The Charles E. Stuart House is a single-family home located at 427 Stuart Avenue in Kalamazoo, Michigan. It was listed on the National Register of Historic Places in 1972.

==History==
Charles E. Stuart was born in New York State, and was admitted to the bar there. Shortly thereafter, in 1835, he moved to Kalamazoo and built up an extensive law practice. He was elected to the United States House of Representatives in 1847, and was re-elected twice before moving on to a seat in the United States Senate in 1853. He was the Democratic candidate for governor in 1858, but lost the election to Moses Wisner.

At about the same time, Stuart built this house for his personal residence in Kalamazoo; he lived there with his wife and adult children. When the Civil War arose, Stuart raised and equipped the 13th Michigan Infantry, but was forced to resign due to ill health. He continued to practice law for a few years, but lingering health issues forced him to retire. He lived in this house until 1883, when he moved into a smaller house. Stuart died in 1887.

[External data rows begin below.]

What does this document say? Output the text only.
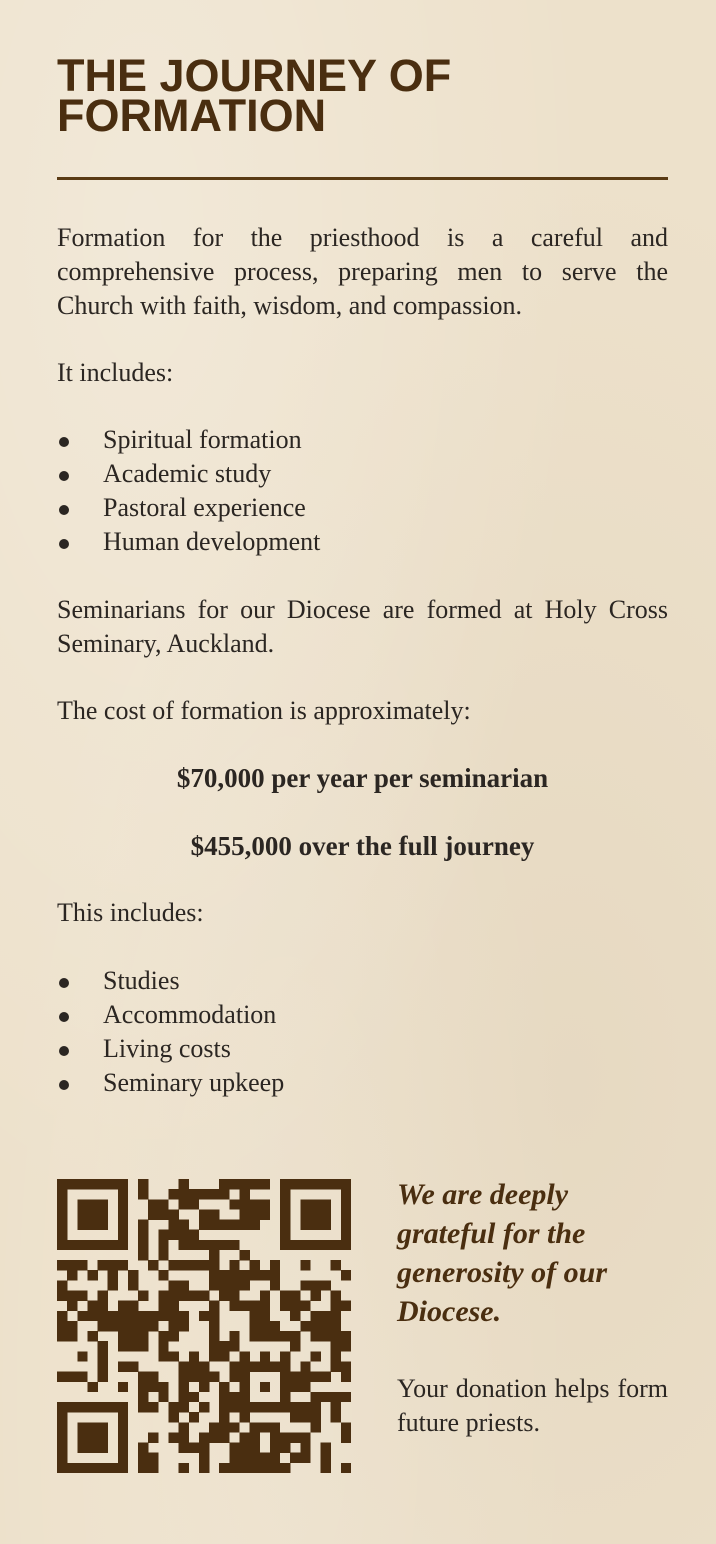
THE JOURNEY OF
FORMATION

Formation for the priesthood is a careful and comprehensive process, preparing men to serve the Church with faith, wisdom, and compassion.

It includes:

Spiritual formation
Academic study
Pastoral experience
Human development

Seminarians for our Diocese are formed at Holy Cross Seminary, Auckland.

The cost of formation is approximately:

$70,000 per year per seminarian

$455,000 over the full journey

This includes:

Studies
Accommodation
Living costs
Seminary upkeep

We are deeply grateful for the generosity of our Diocese.

Your donation helps form future priests.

When the Stuarts moved in 1883, the house was sold to Samuel Browne, a local horseman. In 1904, it was purchased by Charles Hayes, a local real estate speculator. In 1924, prominent attorney Harry C. Howard purchased the house; Howard lived there until his death in 1946. It was later purchased by a Western Michigan University fraternity, Tau Kappa Epsilon, before being returned to private use.

==Description==
The Charles E. Stuart House is a 2 1/2-story Italian villa, clad with stucco marked to resemble stone. The house is topped with a cupola. The interior contains imported Italian marble fireplaces, mahogany paneled walls, a third floor ballroom, and the first indoor bathroom in Kalamazoo.